Nas eleições de 1986, Moreira Franco foi eleito governador pelo Partido do Movimento Democrático Brasileiro numa ampla aliança antibrizolista, que ia do Partido da Frente Liberal ao Partido Comunista do Brasil. Moreira teve a ajuda do Plano Cruzado, plano econômico lançado no governo do presidente José Sarney que visava o controle da inflação e que malogrou ante a acusação, por parte da oposição, de ter sido eleitoreiro. A decepção com o governo Moreira Franco, que não cumpriu a promessa de acabar com a violência em seis meses, levou o eleitorado fluminense a eleger Leonel Brizola novamente, em 1990.
Em seu segundo mandato, Brizola concluiu os Centros Integrados de Educação Pública, construiu a Via Expressa Presidente João Goulart, a Universidade Estadual do Norte Fluminense, ampliou o sistema de abastecimento hídrico do Rio Guandu e deu início ao Programa de Despoluição da Baía de Guanabara. Porém os problemas crônicos na área de segurança, bem como nas contas públicas estaduais, fizeram o estado sofrer uma "intervenção branca" do governo federal no ano de 1992, durante a Conferência das Nações Unidas sobre o Meio Ambiente e o Desenvolvimento e, também, no ano de 1994. A utilização de tropas das Forças Armadas no patrulhamento das ruas da capital foi amplamente apoiada pela população.
Em meio a esses problemas, Brizola renunciou ao mandato a fim de concorrer às eleições presidenciais.
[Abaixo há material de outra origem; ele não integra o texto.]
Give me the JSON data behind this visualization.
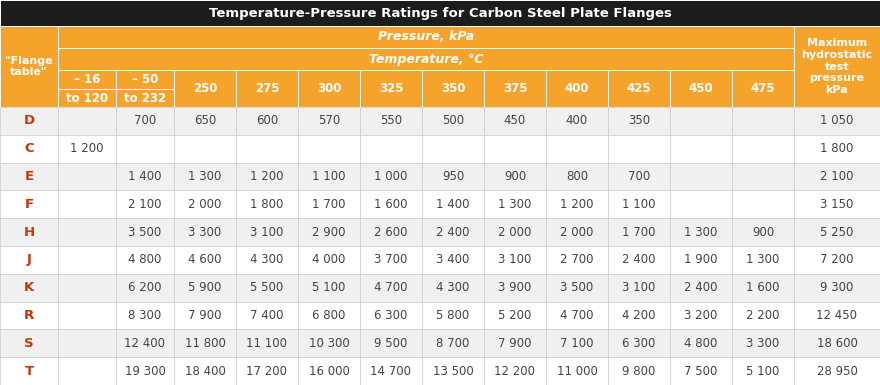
{
  "title": "Temperature-Pressure Ratings for Carbon Steel Plate Flanges",
  "pressure_label": "Pressure, kPa",
  "temperature_label": "Temperature, °C",
  "flange_label": "\"Flange\ntable\"",
  "last_col_label": "Maximum\nhydrostatic\ntest\npressure\nkPa",
  "col_headers_line1": [
    "– 16",
    "– 50",
    "250",
    "275",
    "300",
    "325",
    "350",
    "375",
    "400",
    "425",
    "450",
    "475"
  ],
  "col_headers_line2": [
    "to 120",
    "to 232",
    "",
    "",
    "",
    "",
    "",
    "",
    "",
    "",
    "",
    ""
  ],
  "row_labels": [
    "D",
    "C",
    "E",
    "F",
    "H",
    "J",
    "K",
    "R",
    "S",
    "T"
  ],
  "data": [
    [
      "",
      "700",
      "650",
      "600",
      "570",
      "550",
      "500",
      "450",
      "400",
      "350",
      "",
      "",
      "1 050"
    ],
    [
      "1 200",
      "",
      "",
      "",
      "",
      "",
      "",
      "",
      "",
      "",
      "",
      "",
      "1 800"
    ],
    [
      "",
      "1 400",
      "1 300",
      "1 200",
      "1 100",
      "1 000",
      "950",
      "900",
      "800",
      "700",
      "",
      "",
      "2 100"
    ],
    [
      "",
      "2 100",
      "2 000",
      "1 800",
      "1 700",
      "1 600",
      "1 400",
      "1 300",
      "1 200",
      "1 100",
      "",
      "",
      "3 150"
    ],
    [
      "",
      "3 500",
      "3 300",
      "3 100",
      "2 900",
      "2 600",
      "2 400",
      "2 000",
      "2 000",
      "1 700",
      "1 300",
      "900",
      "5 250"
    ],
    [
      "",
      "4 800",
      "4 600",
      "4 300",
      "4 000",
      "3 700",
      "3 400",
      "3 100",
      "2 700",
      "2 400",
      "1 900",
      "1 300",
      "7 200"
    ],
    [
      "",
      "6 200",
      "5 900",
      "5 500",
      "5 100",
      "4 700",
      "4 300",
      "3 900",
      "3 500",
      "3 100",
      "2 400",
      "1 600",
      "9 300"
    ],
    [
      "",
      "8 300",
      "7 900",
      "7 400",
      "6 800",
      "6 300",
      "5 800",
      "5 200",
      "4 700",
      "4 200",
      "3 200",
      "2 200",
      "12 450"
    ],
    [
      "",
      "12 400",
      "11 800",
      "11 100",
      "10 300",
      "9 500",
      "8 700",
      "7 900",
      "7 100",
      "6 300",
      "4 800",
      "3 300",
      "18 600"
    ],
    [
      "",
      "19 300",
      "18 400",
      "17 200",
      "16 000",
      "14 700",
      "13 500",
      "12 200",
      "11 000",
      "9 800",
      "7 500",
      "5 100",
      "28 950"
    ]
  ],
  "title_bg": "#1c1c1c",
  "title_fg": "#ffffff",
  "orange_bg": "#f5a32a",
  "orange_fg": "#ffffff",
  "row_bg_odd": "#f0f0f0",
  "row_bg_even": "#ffffff",
  "row_fg": "#444444",
  "row_label_fg": "#cc3300",
  "border_color": "#ffffff",
  "last_col_data_bg_odd": "#d8d8d8",
  "last_col_data_bg_even": "#ebebeb"
}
O governo estadual foi assumido pelo seu vice, Nilo Batista, que, após 8 meses, passou o comando para Marcello Alencar, eleito pelo Partido da Social Democracia Brasileira em 1994 graças ao bom desempenho de sua passagem pela prefeitura da cidade do Rio e ao sucesso do Plano Real. Marcello retomou as obras do metrô, paralisadas desde a gestão Moreira Franco, construiu a Via Light e implementou uma política de segurança pública mais voltada ao confronto armado, o que acabou por gerar antipatia da população de baixa renda, mais exposta aos enfrentamentos entre a polícia e bandidos.
Na eleição seguinte, Anthony Garotinho, apadrinhado à época por Brizola e que, anteriormente, havia perdido a eleição para Alencar, foi eleito governador pelo Partido Democrático Trabalhista, apoiado por uma aliança de esquerda que incluiu, como vice na chapa, a então senadora Benedita da Silva, do Partido dos Trabalhadores, que o substituiu em 2002, quando ele também renunciou, como Brizola, visando à corrida presidencial. Benedita assumiu em meio a problemas de ordem política - Garotinho rompeu a aliança com o Partido dos Trabalhadores, sob acusações de fisiologismo - e fiscal que acabaram por impedi-la de se reeleger, sendo derrotada por Rosinha Garotinho, esposa de Anthony Garotinho, que procurou, após eleita, manter o estilo por vezes controvertido de governar de seu marido, enfrentando ainda duras críticas com relação à situação da segurança pública.
Nas eleições de 2006, o eleitorado fluminense elegeu Sérgio Cabral Filho como o novo governador. A vitória ocorreu no segundo turno, após vencer a ex-juíza Denise Frossard, apoiada por Cesar Maia. Apesar de pertencer ao mesmo partido de Garotinho e Rosinha (Partido do Movimento Democrático Brasileiro), Cabral vem dissociando, desde a campanha, sua imagem da do casal. A aproximação com o presidente Lula, a nomeação de Benedita da Silva e Joaquim Levy para o seu secretariado e a extinção de projetos como o Cheque-Cidadão e Jovens pela Paz (considerados como marcas registradas do período Garotinho/Rosinha) foram atitudes tomadas por Cabral que sinalizam este distanciamento, mas que permitiram, ao mesmo, alcançar a reeleição no ano de 2010.